Ottawa Hospital Research Institute, Ottawa, Canada.
PLoS One. 2010 Oct 27;5(10):e13431. doi: 10.1371/journal.pone.0013431.
In spite of extensive research on the effect of mutation and selection on codon usage, a general model of codon usage bias due to mutational bias has been lacking. Because most amino acids allow synonymous GC content changing substitutions in the third codon position, the overall GC bias of a genome or genomic region is highly correlated with GC3, a measure of third position GC content. For individual amino acids as well, G/C ending codons usage generally increases with increasing GC bias and decreases with increasing AT bias. Arginine and leucine, amino acids that allow GC-changing synonymous substitutions in the first and third codon positions, have codons which may be expected to show different usage patterns.

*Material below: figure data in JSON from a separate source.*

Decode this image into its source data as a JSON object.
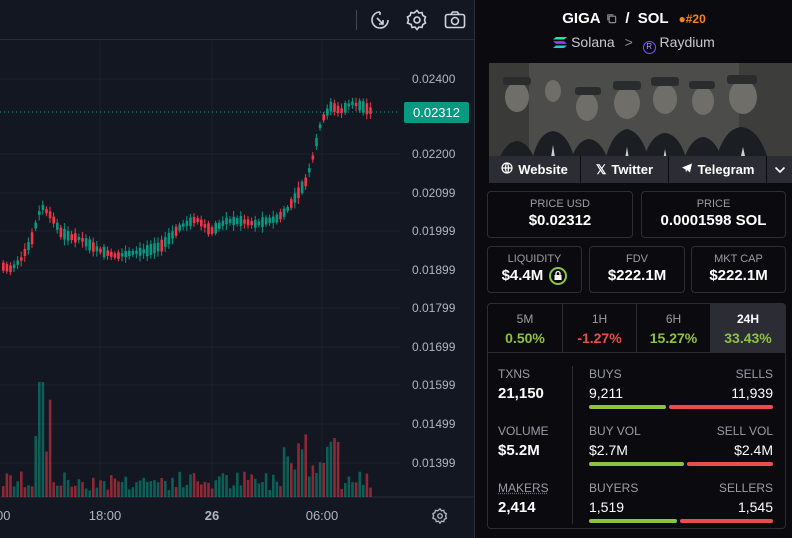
{
  "chart": {
    "price_ticks": [
      "0.02400",
      "0.02200",
      "0.02099",
      "0.01999",
      "0.01899",
      "0.01799",
      "0.01699",
      "0.01599",
      "0.01499",
      "0.01399"
    ],
    "time_ticks": [
      "00",
      "18:00",
      "26",
      "06:00"
    ],
    "last_price": "0.02312",
    "colors": {
      "up": "#089981",
      "down": "#f23645"
    }
  },
  "pair": {
    "base": "GIGA",
    "quote": "SOL",
    "separator": "/",
    "rank": "#20",
    "chain": "Solana",
    "dex": "Raydium"
  },
  "links": [
    "Website",
    "Twitter",
    "Telegram"
  ],
  "metrics": {
    "price_usd": {
      "label": "PRICE USD",
      "value": "$0.02312"
    },
    "price": {
      "label": "PRICE",
      "value": "0.0001598 SOL"
    },
    "liquidity": {
      "label": "LIQUIDITY",
      "value": "$4.4M"
    },
    "fdv": {
      "label": "FDV",
      "value": "$222.1M"
    },
    "mkt_cap": {
      "label": "MKT CAP",
      "value": "$222.1M"
    }
  },
  "timeframes": [
    {
      "label": "5M",
      "value": "0.50%",
      "dir": "pos"
    },
    {
      "label": "1H",
      "value": "-1.27%",
      "dir": "neg"
    },
    {
      "label": "6H",
      "value": "15.27%",
      "dir": "pos"
    },
    {
      "label": "24H",
      "value": "33.43%",
      "dir": "pos"
    }
  ],
  "stats": {
    "txns": {
      "label": "TXNS",
      "value": "21,150"
    },
    "volume": {
      "label": "VOLUME",
      "value": "$5.2M"
    },
    "makers": {
      "label": "MAKERS",
      "value": "2,414"
    },
    "buys": {
      "label": "BUYS",
      "value": "9,211",
      "share": 0.435
    },
    "sells": {
      "label": "SELLS",
      "value": "11,939"
    },
    "buy_vol": {
      "label": "BUY VOL",
      "value": "$2.7M",
      "share": 0.53
    },
    "sell_vol": {
      "label": "SELL VOL",
      "value": "$2.4M"
    },
    "buyers": {
      "label": "BUYERS",
      "value": "1,519",
      "share": 0.496
    },
    "sellers": {
      "label": "SELLERS",
      "value": "1,545"
    }
  }
}
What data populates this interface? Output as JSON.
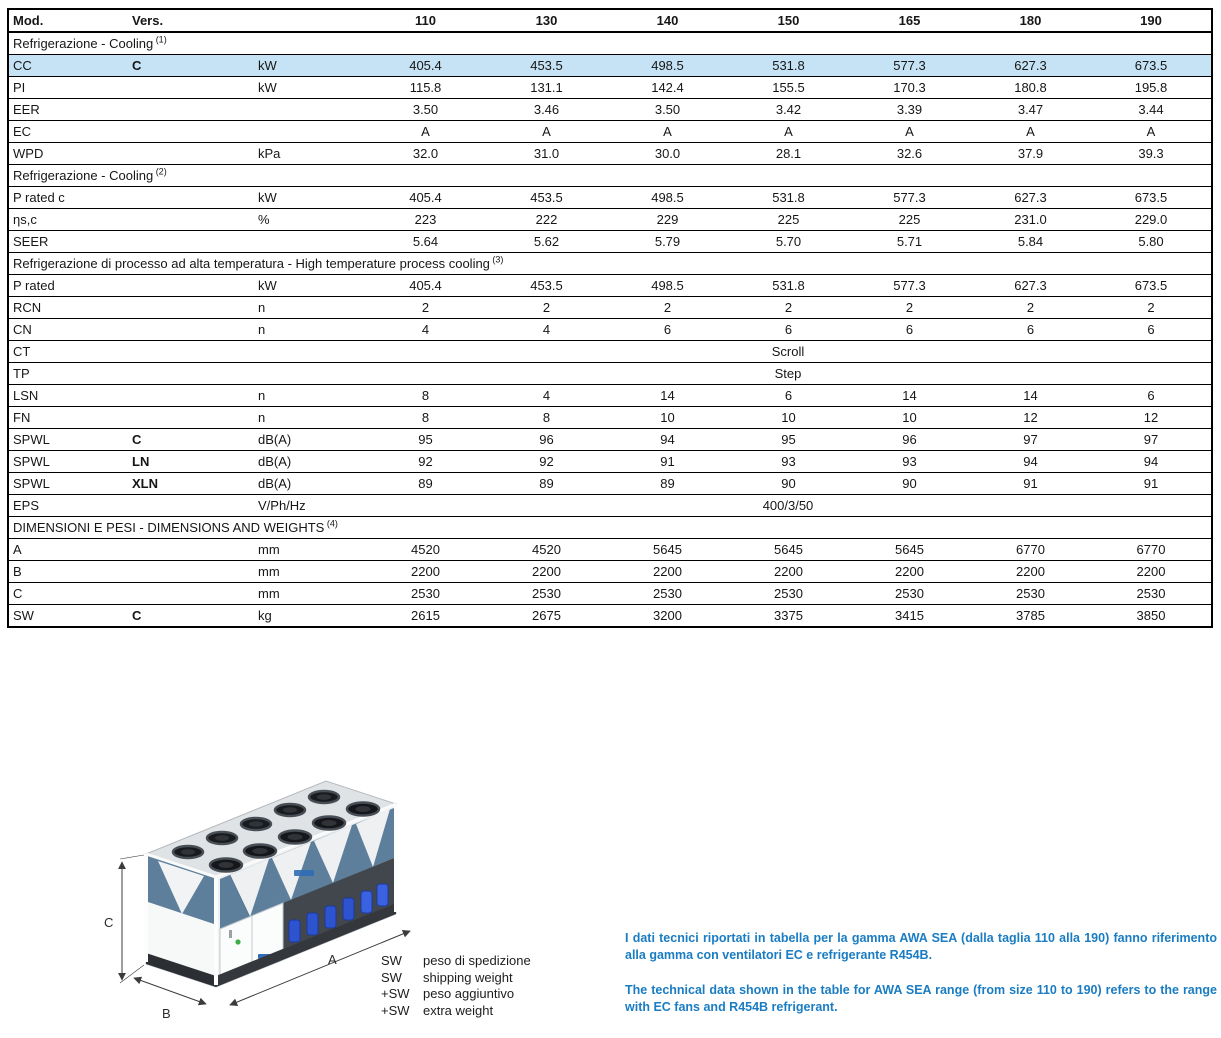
{
  "table": {
    "header": {
      "mod": "Mod.",
      "vers": "Vers."
    },
    "columns": [
      "110",
      "130",
      "140",
      "150",
      "165",
      "180",
      "190"
    ],
    "rows": [
      {
        "type": "section",
        "label": "Refrigerazione - Cooling",
        "sup": "(1)"
      },
      {
        "type": "data",
        "mod": "CC",
        "vers": "C",
        "unit": "kW",
        "highlight": true,
        "values": [
          "405.4",
          "453.5",
          "498.5",
          "531.8",
          "577.3",
          "627.3",
          "673.5"
        ]
      },
      {
        "type": "data",
        "mod": "PI",
        "vers": "",
        "unit": "kW",
        "values": [
          "115.8",
          "131.1",
          "142.4",
          "155.5",
          "170.3",
          "180.8",
          "195.8"
        ]
      },
      {
        "type": "data",
        "mod": "EER",
        "vers": "",
        "unit": "",
        "values": [
          "3.50",
          "3.46",
          "3.50",
          "3.42",
          "3.39",
          "3.47",
          "3.44"
        ]
      },
      {
        "type": "data",
        "mod": "EC",
        "vers": "",
        "unit": "",
        "values": [
          "A",
          "A",
          "A",
          "A",
          "A",
          "A",
          "A"
        ]
      },
      {
        "type": "data",
        "mod": "WPD",
        "vers": "",
        "unit": "kPa",
        "values": [
          "32.0",
          "31.0",
          "30.0",
          "28.1",
          "32.6",
          "37.9",
          "39.3"
        ]
      },
      {
        "type": "section",
        "label": "Refrigerazione - Cooling",
        "sup": "(2)"
      },
      {
        "type": "data",
        "mod": "P rated c",
        "vers": "",
        "unit": "kW",
        "values": [
          "405.4",
          "453.5",
          "498.5",
          "531.8",
          "577.3",
          "627.3",
          "673.5"
        ]
      },
      {
        "type": "data",
        "mod": "ηs,c",
        "vers": "",
        "unit": "%",
        "values": [
          "223",
          "222",
          "229",
          "225",
          "225",
          "231.0",
          "229.0"
        ]
      },
      {
        "type": "data",
        "mod": "SEER",
        "vers": "",
        "unit": "",
        "values": [
          "5.64",
          "5.62",
          "5.79",
          "5.70",
          "5.71",
          "5.84",
          "5.80"
        ]
      },
      {
        "type": "section",
        "label": "Refrigerazione di processo ad alta temperatura - High temperature process cooling",
        "sup": "(3)"
      },
      {
        "type": "data",
        "mod": "P rated",
        "vers": "",
        "unit": "kW",
        "values": [
          "405.4",
          "453.5",
          "498.5",
          "531.8",
          "577.3",
          "627.3",
          "673.5"
        ]
      },
      {
        "type": "data",
        "mod": "RCN",
        "vers": "",
        "unit": "n",
        "values": [
          "2",
          "2",
          "2",
          "2",
          "2",
          "2",
          "2"
        ]
      },
      {
        "type": "data",
        "mod": "CN",
        "vers": "",
        "unit": "n",
        "values": [
          "4",
          "4",
          "6",
          "6",
          "6",
          "6",
          "6"
        ]
      },
      {
        "type": "span",
        "mod": "CT",
        "vers": "",
        "unit": "",
        "value": "Scroll"
      },
      {
        "type": "span",
        "mod": "TP",
        "vers": "",
        "unit": "",
        "value": "Step"
      },
      {
        "type": "data",
        "mod": "LSN",
        "vers": "",
        "unit": "n",
        "values": [
          "8",
          "4",
          "14",
          "6",
          "14",
          "14",
          "6"
        ]
      },
      {
        "type": "data",
        "mod": "FN",
        "vers": "",
        "unit": "n",
        "values": [
          "8",
          "8",
          "10",
          "10",
          "10",
          "12",
          "12"
        ]
      },
      {
        "type": "data",
        "mod": "SPWL",
        "vers": "C",
        "unit": "dB(A)",
        "values": [
          "95",
          "96",
          "94",
          "95",
          "96",
          "97",
          "97"
        ]
      },
      {
        "type": "data",
        "mod": "SPWL",
        "vers": "LN",
        "unit": "dB(A)",
        "values": [
          "92",
          "92",
          "91",
          "93",
          "93",
          "94",
          "94"
        ]
      },
      {
        "type": "data",
        "mod": "SPWL",
        "vers": "XLN",
        "unit": "dB(A)",
        "values": [
          "89",
          "89",
          "89",
          "90",
          "90",
          "91",
          "91"
        ]
      },
      {
        "type": "span",
        "mod": "EPS",
        "vers": "",
        "unit": "V/Ph/Hz",
        "value": "400/3/50"
      },
      {
        "type": "section",
        "label": "DIMENSIONI E PESI - DIMENSIONS AND WEIGHTS",
        "sup": "(4)"
      },
      {
        "type": "data",
        "mod": "A",
        "vers": "",
        "unit": "mm",
        "values": [
          "4520",
          "4520",
          "5645",
          "5645",
          "5645",
          "6770",
          "6770"
        ]
      },
      {
        "type": "data",
        "mod": "B",
        "vers": "",
        "unit": "mm",
        "values": [
          "2200",
          "2200",
          "2200",
          "2200",
          "2200",
          "2200",
          "2200"
        ]
      },
      {
        "type": "data",
        "mod": "C",
        "vers": "",
        "unit": "mm",
        "values": [
          "2530",
          "2530",
          "2530",
          "2530",
          "2530",
          "2530",
          "2530"
        ]
      },
      {
        "type": "data",
        "mod": "SW",
        "vers": "C",
        "unit": "kg",
        "values": [
          "2615",
          "2675",
          "3200",
          "3375",
          "3415",
          "3785",
          "3850"
        ]
      }
    ]
  },
  "figure": {
    "labels": {
      "a": "A",
      "b": "B",
      "c": "C"
    }
  },
  "legend": {
    "items": [
      {
        "sym": "SW",
        "label": "peso di spedizione"
      },
      {
        "sym": "SW",
        "label": "shipping weight"
      },
      {
        "sym": "+SW",
        "label": "peso aggiuntivo"
      },
      {
        "sym": "+SW",
        "label": "extra weight"
      }
    ]
  },
  "notes": {
    "it": "I dati tecnici riportati in tabella per la gamma AWA SEA (dalla taglia 110 alla 190) fanno riferimento alla gamma con ventilatori EC e refrigerante R454B.",
    "en": "The technical data shown in the table for AWA SEA range (from size 110 to 190) refers to the range with EC fans and R454B refrigerant."
  },
  "colors": {
    "highlight_row": "#c5e3f4",
    "note_text": "#1a7cc2",
    "table_border": "#000000",
    "coil_panel": "#5d7f9c",
    "compressor_blue": "#2e53cf"
  }
}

In analyzing codon usage bias in hundreds of prokaryotic and plant genomes and in human genes, we find that two G-ending codons, AGG (arginine) and TTG (leucine), unlike all other G/C-ending codons, show overall usage that decreases with increasing GC bias, contrary to the usual expectation that G/C-ending codon usage should increase with increasing genomic GC bias. Moreover, the usage of some codons appears nonlinear, even nonmonotone, as a function of GC bias. To explain these observations, we propose a continuous-time Markov chain model of GC-biased synonymous substitution. This model correctly predicts the qualitative usage patterns of all codons, including nonlinear codon usage in isoleucine, arginine and leucine. The model accounts for 72%, 64% and 52% of the observed variability of codon usage in prokaryotes, plants and human respectively. When codons are grouped based on common GC content, 87%, 80% and 68% of the variation in usage is explained for prokaryotes, plants and human respectively.
The model clarifies the sometimes-counterintuitive effects that GC mutational bias can have on codon usage, quantifies the influence of GC mutational bias and provides a natural null model relative to which other influences on codon bias may be measured.
尽管对突变和选择对密码子使用的影响进行了广泛的研究,但由于突变偏向导致的密码子使用偏向的一般模型仍然缺乏。由于大多数氨基酸允许在第三个密码子位置发生同义 GC 含量变化替换,因此基因组或基因组区域的整体 GC 偏向与 GC3 高度相关,GC3 是衡量第三个位置 GC 含量的指标。对于单个氨基酸也是如此,G/C 结尾的密码子的使用通常随着 GC 偏向的增加而增加,随着 AT 偏向的增加而减少。精氨酸和亮氨酸这两种氨基酸允许在第一和第三个密码子位置发生 GC 变化的同义替换,它们的密码子可能表现出不同的使用模式。
在分析数百个原核生物和植物基因组以及人类基因的密码子使用偏向时,我们发现两个 G 结尾的密码子,AGG(精氨酸)和 TTG(亮氨酸),与所有其他 G/C 结尾的密码子不同,其使用随着 GC 偏向的增加而减少,这与通常的预期相反,即 G/C 结尾的密码子使用应该随着基因组 GC 偏向的增加而增加。此外,一些密码子的使用似乎是非线性的,甚至是非单调的,作为 GC 偏向的函数。为了解释这些观察结果,我们提出了一个 GC 偏向同义替换的连续时间马尔可夫链模型。该模型正确预测了所有密码子的定性使用模式,包括异亮氨酸、精氨酸和亮氨酸的非线性密码子使用。该模型分别解释了原核生物、植物和人类中密码子使用变异性的 72%、64%和 52%。当根据常见的 GC 含量对密码子进行分组时,该模型分别解释了原核生物、植物和人类中 87%、80%和 68%的使用变化。
该模型阐明了 GC 突变偏向对密码子使用可能产生的有时违反直觉的影响,量化了 GC 突变偏向的影响,并提供了一个相对于其他影响密码子偏向的自然零模型。